CELIBATO Y CASTIDAD, 4ª y última parte
“Con nuestra profunda y clara convicción sobre el significado y la belleza de esta virtud; con nuestra decisión firme y actual que nos hará repetir y afirmar que volveríamos a hacer mil veces lo que hicimos porque estamos convencidos de que es lo mejor que podíamos hacer; con nuestros ojos y nuestros corazones puestos en Jesucristo, al cual hemos confiado nuestras vidas, podremos decir con verdad que hemos defendido nuestro derecho al amor. Y aún te diré más, sirviéndome de la feliz expresión de un monje poeta: somos el mundo de los aristócratas del amor.
Y
no tengo necesidad de decirte, porque ya te lo he dicho, que la castidad no
puede ser una virtud soportada; la castidad debe ser, en nuestras vidas, una
virtud afirmada con alegría, amada con pasión y custodiada con delicadeza y
vigor.
Si
vemos así la pureza como fruto y fuente de amor, la consolidaremos en nuestra
vida, la amaremos y la custodiaremos en toda su maravillosa extensión y grandeza:
Dios nuestro Señor nos pide la pureza de cuerpo y corazón, de alma y de
intención.
La
pureza, hermano mío, es una virtud frágil, o mejor, llevamos el gran tesoro de
esta virtud en vasos frágiles -in vasis fictilibus-: por esto le
hace falta una custodia prudente, inteligente y delicada.
Pero
para la custodia y para la defensa de esta virtud tenemos armas invencibles:
las armas de nuestra debilidad, de nuestra oración y de nuestra vigilancia.
La
humildad es la disposición necesaria para que el Señor nos conceda esta virtud:
Deus…humilibus dat gratiam, Dios da la gracia a los humildes.
No hay duda de que la unión que existe entre esas dos virtudes, entre la
humildad y la castidad es muy íntima.

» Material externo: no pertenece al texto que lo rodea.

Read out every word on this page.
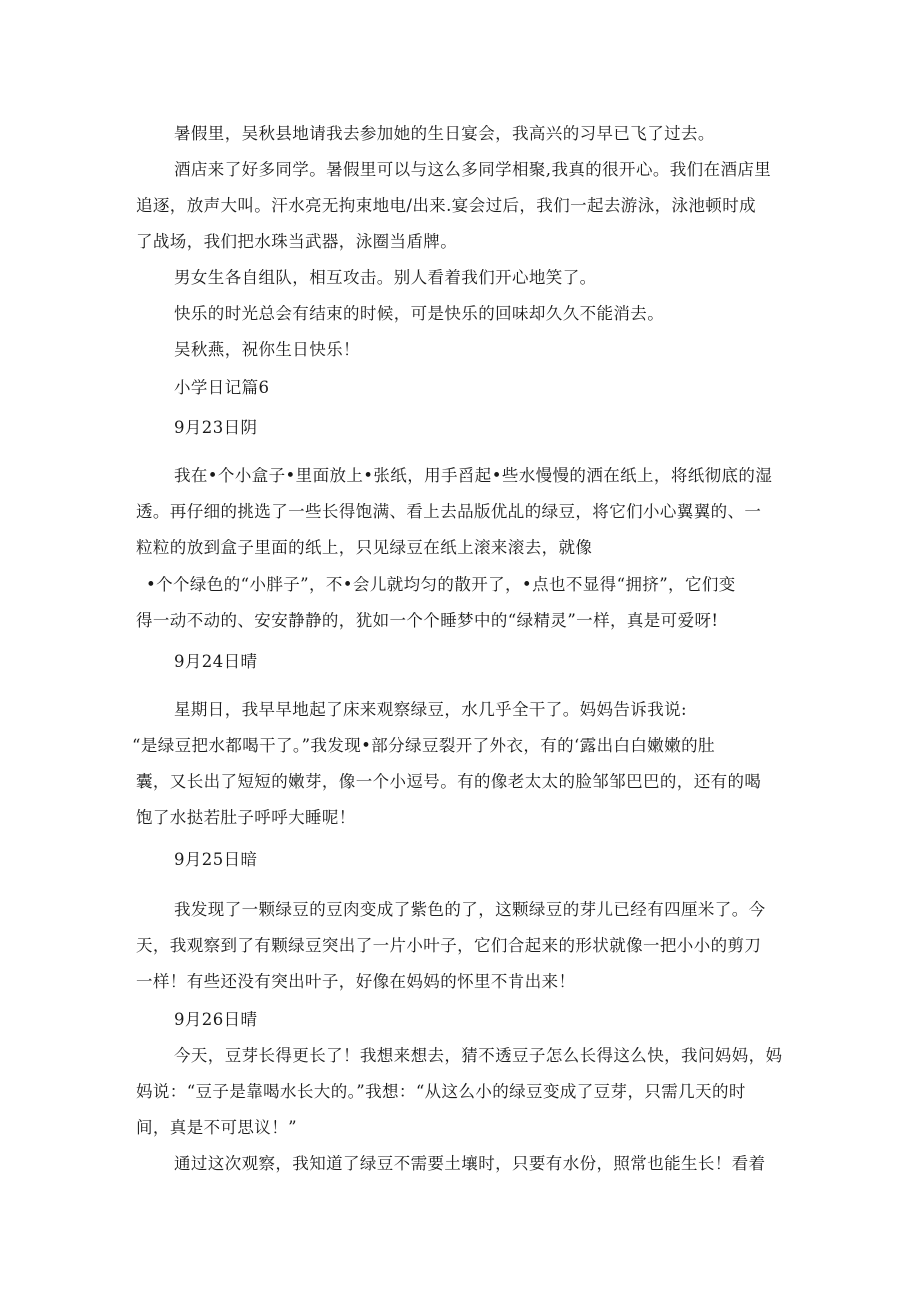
暑假里，吴秋县地请我去参加她的生日宴会，我高兴的习早已飞了过去。
酒店来了好多同学。暑假里可以与这么多同学相聚,我真的很开心。我们在酒店里
追逐，放声大叫。汗水亮无拘束地电/出来.宴会过后，我们一起去游泳，泳池顿时成
了战场，我们把水珠当武器，泳圈当盾牌。
男女生各自组队，相互攻击。别人看着我们开心地笑了。
快乐的时光总会有结束的时候，可是快乐的回味却久久不能消去。
吴秋燕，祝你生日快乐！
小学日记篇6
9月23日阴
我在•个小盒子•里面放上•张纸，用手舀起•些水慢慢的洒在纸上，将纸彻底的湿
透。再仔细的挑选了一些长得饱满、看上去品版优乩的绿豆，将它们小心翼翼的、一
粒粒的放到盒子里面的纸上，只见绿豆在纸上滚来滚去，就像
•个个绿色的“小胖子”，不•会儿就均匀的散开了，•点也不显得“拥挤”，它们变
得一动不动的、安安静静的，犹如一个个睡梦中的“绿精灵”一样，真是可爱呀!
9月24日晴
星期日，我早早地起了床来观察绿豆，水几乎全干了。妈妈告诉我说:
“是绿豆把水都喝干了。”我发现•部分绿豆裂开了外衣，有的‘露出白白嫩嫩的肚
囊，又长出了短短的嫩芽，像一个小逗号。有的像老太太的脸邹邹巴巴的，还有的喝
饱了水挞若肚子呼呼大睡呢！
9月25日暗
我发现了一颗绿豆的豆肉变成了紫色的了，这颗绿豆的芽儿已经有四厘米了。今
天，我观察到了有颗绿豆突出了一片小叶子，它们合起来的形状就像一把小小的剪刀
一样！有些还没有突出叶子，好像在妈妈的怀里不肯出来！
9月26日晴
今天，豆芽长得更长了！我想来想去，猜不透豆子怎么长得这么快，我问妈妈，妈
妈说：“豆子是靠喝水长大的。”我想：“从这么小的绿豆变成了豆芽，只需几天的时
间，真是不可思议！”
通过这次观察，我知道了绿豆不需要土壤时，只要有水份，照常也能生长！看着
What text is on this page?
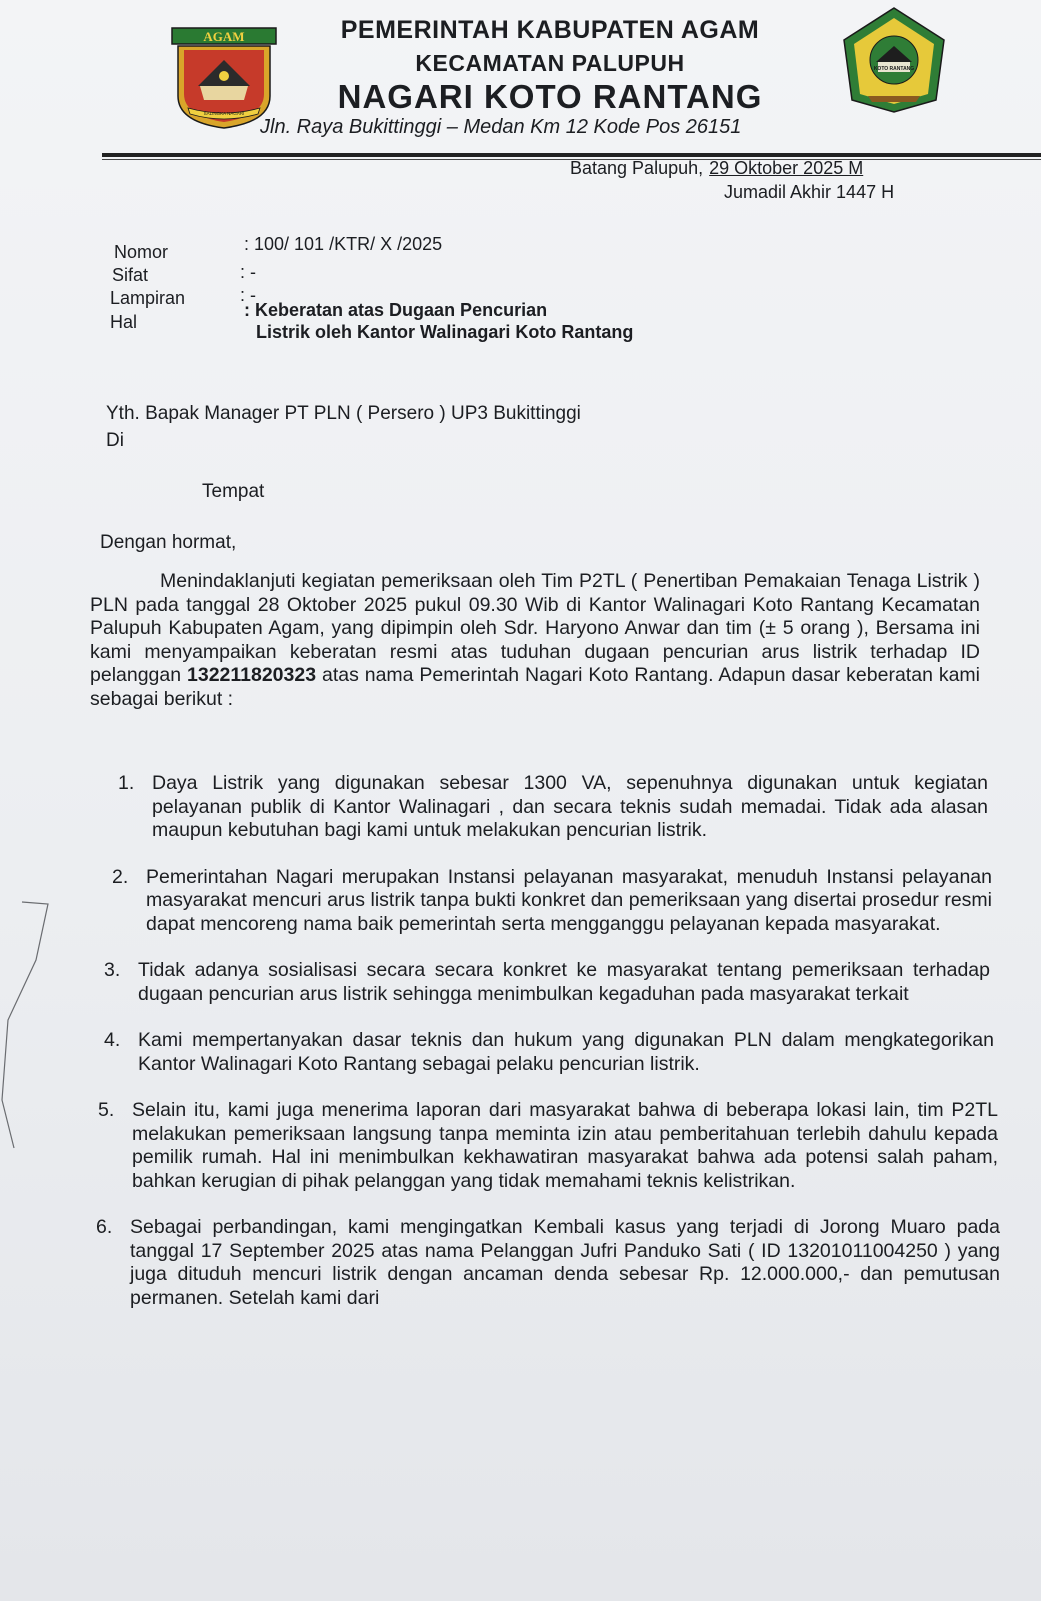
AGAM
SALINGKA NAGARI
KOTO RANTANG
PEMERINTAH KABUPATEN AGAM
KECAMATAN PALUPUH
NAGARI KOTO RANTANG
Jln. Raya Bukittinggi – Medan Km 12 Kode Pos 26151
Batang Palupuh, 29 Oktober 2025 M
Jumadil Akhir 1447 H
Nomor	: 100/ 101 /KTR/ X /2025
Sifat	: -
Lampiran	: -
Hal
: Keberatan atas Dugaan Pencurian
Listrik oleh Kantor Walinagari Koto Rantang
Yth. Bapak Manager PT PLN ( Persero ) UP3 Bukittinggi
Di
Tempat
Dengan hormat,
Menindaklanjuti kegiatan pemeriksaan oleh Tim P2TL ( Penertiban Pemakaian Tenaga Listrik ) PLN pada tanggal 28 Oktober 2025 pukul 09.30 Wib di Kantor Walinagari Koto Rantang Kecamatan Palupuh Kabupaten Agam, yang dipimpin oleh Sdr. Haryono Anwar dan tim (± 5 orang ), Bersama ini kami menyampaikan keberatan resmi atas tuduhan dugaan pencurian arus listrik terhadap ID pelanggan 132211820323 atas nama Pemerintah Nagari Koto Rantang. Adapun dasar keberatan kami sebagai berikut :
1. Daya Listrik yang digunakan sebesar 1300 VA, sepenuhnya digunakan untuk kegiatan pelayanan publik di Kantor Walinagari , dan secara teknis sudah memadai. Tidak ada alasan maupun kebutuhan bagi kami untuk melakukan pencurian listrik.
2. Pemerintahan Nagari merupakan Instansi pelayanan masyarakat, menuduh Instansi pelayanan masyarakat mencuri arus listrik tanpa bukti konkret dan pemeriksaan yang disertai prosedur resmi dapat mencoreng nama baik pemerintah serta mengganggu pelayanan kepada masyarakat.
3. Tidak adanya sosialisasi secara secara konkret ke masyarakat tentang pemeriksaan terhadap dugaan pencurian arus listrik sehingga menimbulkan kegaduhan pada masyarakat terkait
4. Kami mempertanyakan dasar teknis dan hukum yang digunakan PLN dalam mengkategorikan Kantor Walinagari Koto Rantang sebagai pelaku pencurian listrik.
5. Selain itu, kami juga menerima laporan dari masyarakat bahwa di beberapa lokasi lain, tim P2TL melakukan pemeriksaan langsung tanpa meminta izin atau pemberitahuan terlebih dahulu kepada pemilik rumah. Hal ini menimbulkan kekhawatiran masyarakat bahwa ada potensi salah paham, bahkan kerugian di pihak pelanggan yang tidak memahami teknis kelistrikan.
6. Sebagai perbandingan, kami mengingatkan Kembali kasus yang terjadi di Jorong Muaro pada tanggal 17 September 2025 atas nama Pelanggan Jufri Panduko Sati ( ID 13201011004250 ) yang juga dituduh mencuri listrik dengan ancaman denda sebesar Rp. 12.000.000,- dan pemutusan permanen. Setelah kami dari
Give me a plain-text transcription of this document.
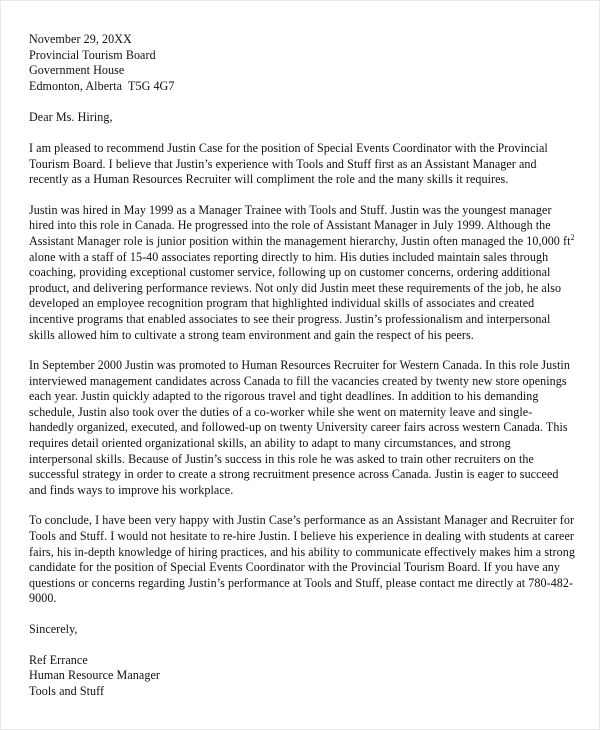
November 29, 20XX
Provincial Tourism Board
Government House
Edmonton, Alberta  T5G 4G7

Dear Ms. Hiring,

I am pleased to recommend Justin Case for the position of Special Events Coordinator with the Provincial Tourism Board. I believe that Justin’s experience with Tools and Stuff first as an Assistant Manager and recently as a Human Resources Recruiter will compliment the role and the many skills it requires.

Justin was hired in May 1999 as a Manager Trainee with Tools and Stuff. Justin was the youngest manager hired into this role in Canada. He progressed into the role of Assistant Manager in July 1999. Although the Assistant Manager role is junior position within the management hierarchy, Justin often managed the 10,000 $ft^2$ alone with a staff of 15-40 associates reporting directly to him. His duties included maintain sales through coaching, providing exceptional customer service, following up on customer concerns, ordering additional product, and delivering performance reviews. Not only did Justin meet these requirements of the job, he also developed an employee recognition program that highlighted individual skills of associates and created incentive programs that enabled associates to see their progress. Justin’s professionalism and interpersonal skills allowed him to cultivate a strong team environment and gain the respect of his peers.

In September 2000 Justin was promoted to Human Resources Recruiter for Western Canada. In this role Justin interviewed management candidates across Canada to fill the vacancies created by twenty new store openings each year. Justin quickly adapted to the rigorous travel and tight deadlines. In addition to his demanding schedule, Justin also took over the duties of a co-worker while she went on maternity leave and single-handedly organized, executed, and followed-up on twenty University career fairs across western Canada. This requires detail oriented organizational skills, an ability to adapt to many circumstances, and strong interpersonal skills. Because of Justin’s success in this role he was asked to train other recruiters on the successful strategy in order to create a strong recruitment presence across Canada. Justin is eager to succeed and finds ways to improve his workplace.

To conclude, I have been very happy with Justin Case’s performance as an Assistant Manager and Recruiter for Tools and Stuff. I would not hesitate to re-hire Justin. I believe his experience in dealing with students at career fairs, his in-depth knowledge of hiring practices, and his ability to communicate effectively makes him a strong candidate for the position of Special Events Coordinator with the Provincial Tourism Board. If you have any questions or concerns regarding Justin’s performance at Tools and Stuff, please contact me directly at 780-482-9000.

Sincerely,

Ref Errance
Human Resource Manager
Tools and Stuff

Hasta el punto de que una vez leí
complacido que un escritor espiritual daba a la humildad el nombre de castidad
del espíritu.
Pero tampoco olvidemos, hermano
mío, que para defender esta virtud y para crecer en ella, es absolutamente
necesario que escuchemos y que sigamos con gran delicadeza el consejo de
Jesucristo: Vigilate et orate. Vigilad y orar.
Una
vigilancia que nos llevará a huir con decisión y prontitud de las ocasiones y
de los peligros. Una vigilancia que también se manifestará en el momento de
nuestra apertura, sincera y filial, a la dirección espiritual. Una vigilancia
que nos enseñará a mortificar los sentidos y la imaginación.
La oración, la amistad con Jesús en la Santísima Eucaristía, el Sacramento de la Penitencia y la devoción a la Virgen Inmaculada son los medios, eficaces y necesarios, que nos aseguran la virtud de la castidad”.